If we want to run SCU in CI, we need to verify that running it on the sanitizer / tests run (because it is slowest) is actually the best choice. Although in theory SCU should accelerate CI too, when I looked at the actual build times (for CI anyway) they weren’t necessarily faster than regular build. This may be due to e.g. the CI caching, the larger translation units, or simply running low on RAM. There’s also no guarantee that the SCU build will operate exactly as the regular build, if there are code errors. The gold standard for sanitizer errors should probably be the regular build imo (although SCU sanitizer build will also reveal different bugs).

Some ideas for what might be happening

SCU build has fewer large files compared to normal build with lots of small files, so they can stress things in different ways. If the build itself is working ok, but the sanitizers are failing on a test, then that would seem to indicate e.g. a corrupt build, maybe a order construction / destruction problem, or a timing difference exposing race condition.

I’m not an expert on github actions, but some possible ideas.

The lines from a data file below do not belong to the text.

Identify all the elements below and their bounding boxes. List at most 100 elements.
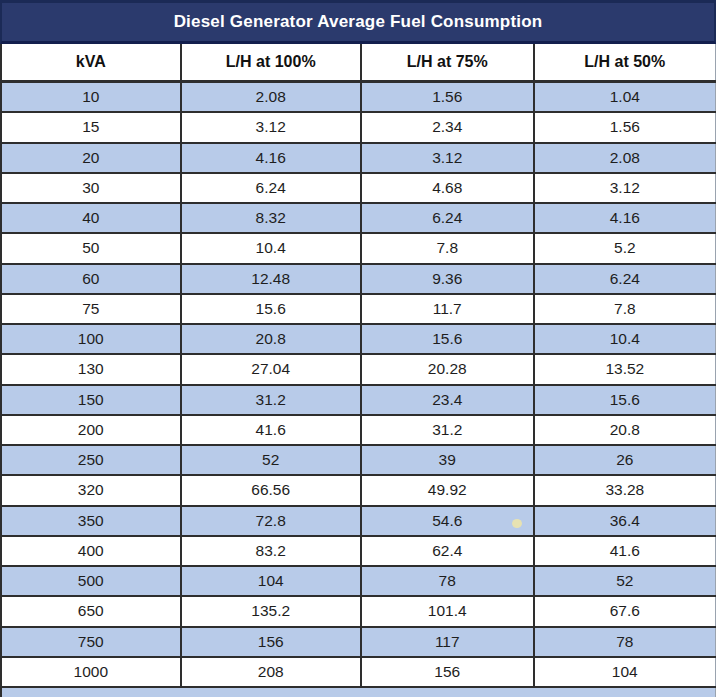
table-cell: 104 xyxy=(535,658,716,686)
table-cell: 62.4 xyxy=(362,537,535,565)
table-title: Diesel Generator Average Fuel Consumptio… xyxy=(0,0,716,44)
table-cell: 20.8 xyxy=(182,325,362,353)
table-cell: 4.16 xyxy=(535,204,716,232)
table-row: 20041.631.220.8 xyxy=(0,416,716,446)
table-cell: 36.4 xyxy=(535,507,716,535)
fuel-consumption-table: Diesel Generator Average Fuel Consumptio… xyxy=(0,0,716,697)
header-cell: L/H at 75% xyxy=(362,44,535,80)
table-cell: 400 xyxy=(2,537,182,565)
table-row: 102.081.561.04 xyxy=(0,83,716,113)
table-cell: 1.56 xyxy=(362,83,535,111)
table-cell: 23.4 xyxy=(362,386,535,414)
table-cell: 5.2 xyxy=(535,234,716,262)
table-cell: 1.04 xyxy=(535,83,716,111)
table-row: 40083.262.441.6 xyxy=(0,537,716,567)
table-cell: 2.08 xyxy=(182,83,362,111)
table-cell: 72.8 xyxy=(182,507,362,535)
table-cell: 31.2 xyxy=(362,416,535,444)
table-cell: 20 xyxy=(2,144,182,172)
table-cell: 100 xyxy=(2,325,182,353)
table-cell: 41.6 xyxy=(182,416,362,444)
partial-row-sliver xyxy=(0,688,716,697)
table-cell: 8.32 xyxy=(182,204,362,232)
table-cell: 49.92 xyxy=(362,476,535,504)
table-row: 250523926 xyxy=(0,446,716,476)
table-cell: 1.56 xyxy=(535,113,716,141)
table-cell: 3.12 xyxy=(362,144,535,172)
table-cell: 52 xyxy=(535,567,716,595)
table-cell: 156 xyxy=(182,628,362,656)
table-cell: 15 xyxy=(2,113,182,141)
table-cell: 10.4 xyxy=(182,234,362,262)
table-cell: 7.8 xyxy=(535,295,716,323)
table-cell: 11.7 xyxy=(362,295,535,323)
table-cell: 6.24 xyxy=(182,174,362,202)
table-cell: 200 xyxy=(2,416,182,444)
table-row: 5010.47.85.2 xyxy=(0,234,716,264)
table-body: 102.081.561.04153.122.341.56204.163.122.… xyxy=(0,83,716,688)
table-row: 6012.489.366.24 xyxy=(0,265,716,295)
table-row: 306.244.683.12 xyxy=(0,174,716,204)
table-cell: 130 xyxy=(2,355,182,383)
table-row: 153.122.341.56 xyxy=(0,113,716,143)
table-row: 13027.0420.2813.52 xyxy=(0,355,716,385)
table-cell: 39 xyxy=(362,446,535,474)
table-cell: 101.4 xyxy=(362,597,535,625)
table-cell: 26 xyxy=(535,446,716,474)
table-cell: 117 xyxy=(362,628,535,656)
table-cell: 20.28 xyxy=(362,355,535,383)
table-cell: 104 xyxy=(182,567,362,595)
header-cell: kVA xyxy=(2,44,182,80)
table-cell: 3.12 xyxy=(182,113,362,141)
table-cell: 10.4 xyxy=(535,325,716,353)
table-row: 204.163.122.08 xyxy=(0,144,716,174)
table-cell: 500 xyxy=(2,567,182,595)
table-cell: 15.6 xyxy=(362,325,535,353)
table-row: 5001047852 xyxy=(0,567,716,597)
table-cell: 208 xyxy=(182,658,362,686)
table-cell: 13.52 xyxy=(535,355,716,383)
table-cell: 6.24 xyxy=(362,204,535,232)
table-row: 650135.2101.467.6 xyxy=(0,597,716,627)
table-row: 75015611778 xyxy=(0,628,716,658)
table-cell: 7.8 xyxy=(362,234,535,262)
table-cell: 40 xyxy=(2,204,182,232)
header-cell: L/H at 50% xyxy=(535,44,716,80)
table-cell: 2.34 xyxy=(362,113,535,141)
table-row: 15031.223.415.6 xyxy=(0,386,716,416)
table-cell: 78 xyxy=(535,628,716,656)
table-row: 32066.5649.9233.28 xyxy=(0,476,716,506)
header-cell: L/H at 100% xyxy=(182,44,362,80)
table-row: 408.326.244.16 xyxy=(0,204,716,234)
table-row: 10020.815.610.4 xyxy=(0,325,716,355)
table-header: kVAL/H at 100%L/H at 75%L/H at 50% xyxy=(0,44,716,83)
table-cell: 6.24 xyxy=(535,265,716,293)
table-cell: 1000 xyxy=(2,658,182,686)
table-cell: 4.68 xyxy=(362,174,535,202)
table-cell: 135.2 xyxy=(182,597,362,625)
table-cell: 83.2 xyxy=(182,537,362,565)
table-cell: 27.04 xyxy=(182,355,362,383)
table-cell: 320 xyxy=(2,476,182,504)
table-cell: 52 xyxy=(182,446,362,474)
table-cell: 10 xyxy=(2,83,182,111)
table-cell: 350 xyxy=(2,507,182,535)
table-row: 1000208156104 xyxy=(0,658,716,688)
fuel-consumption-page: Diesel Generator Average Fuel Consumptio… xyxy=(0,0,720,697)
table-cell: 78 xyxy=(362,567,535,595)
table-cell: 60 xyxy=(2,265,182,293)
table-cell: 15.6 xyxy=(182,295,362,323)
table-cell: 156 xyxy=(362,658,535,686)
table-cell: 150 xyxy=(2,386,182,414)
table-cell: 15.6 xyxy=(535,386,716,414)
table-cell: 75 xyxy=(2,295,182,323)
table-cell: 50 xyxy=(2,234,182,262)
table-cell: 30 xyxy=(2,174,182,202)
table-cell: 33.28 xyxy=(535,476,716,504)
table-cell: 2.08 xyxy=(535,144,716,172)
table-cell: 250 xyxy=(2,446,182,474)
table-cell: 31.2 xyxy=(182,386,362,414)
table-cell: 20.8 xyxy=(535,416,716,444)
artifact-dot xyxy=(512,519,522,528)
table-cell: 3.12 xyxy=(535,174,716,202)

  • Running out of RAM on certain runs, causing spurious errors (very likely)
  • Problem with the SCons caching
  • Timing issue with files in the CI and file locks
  • Undefined order of construction / destruction problem, which is revealed by SCU build and the sanitizers

Some things we might try to figure out the culprit:

  • limiting the number of files per SCU (lower RAM)
  • turning off CI caching

Order of construction / destruction

(this is only small chance of being the problem, but worth considering if reader is not familiar)

Order of construction / destruction bugs (usually globals / statics / possibly singletons) can be extremely nasty. These are why many programmers prefer explicit construction / destruction functions for globals rather than relying on constructor / destructor operators - i.e. defined in code rather than determined by the compiler. Whether or not this is causing the problem, we should probably consider having a test for order of construction / destruction in the CI.

This is an achilles heel of C++: order of construction and destruction of globals between translation units is undefined, and it can change from build to build, resulting in bugs on some builds but not in others.

See: https://en.cppreference.com/w/cpp/language/siof https://stackoverflow.com/questions/335369/finding-c-static-initialization-order-problems https://github.com/google/sanitizers/wiki/AddressSanitizerInitializationOrderFiasco

With a SCU build in particular, any globals within the larger translation unit, the order will now be determined by where they appear in the “uber file”, so it can expose existing order of construction bugs.

This is failing on the SCU build, and these errors started after enabling it, so it’s probably related.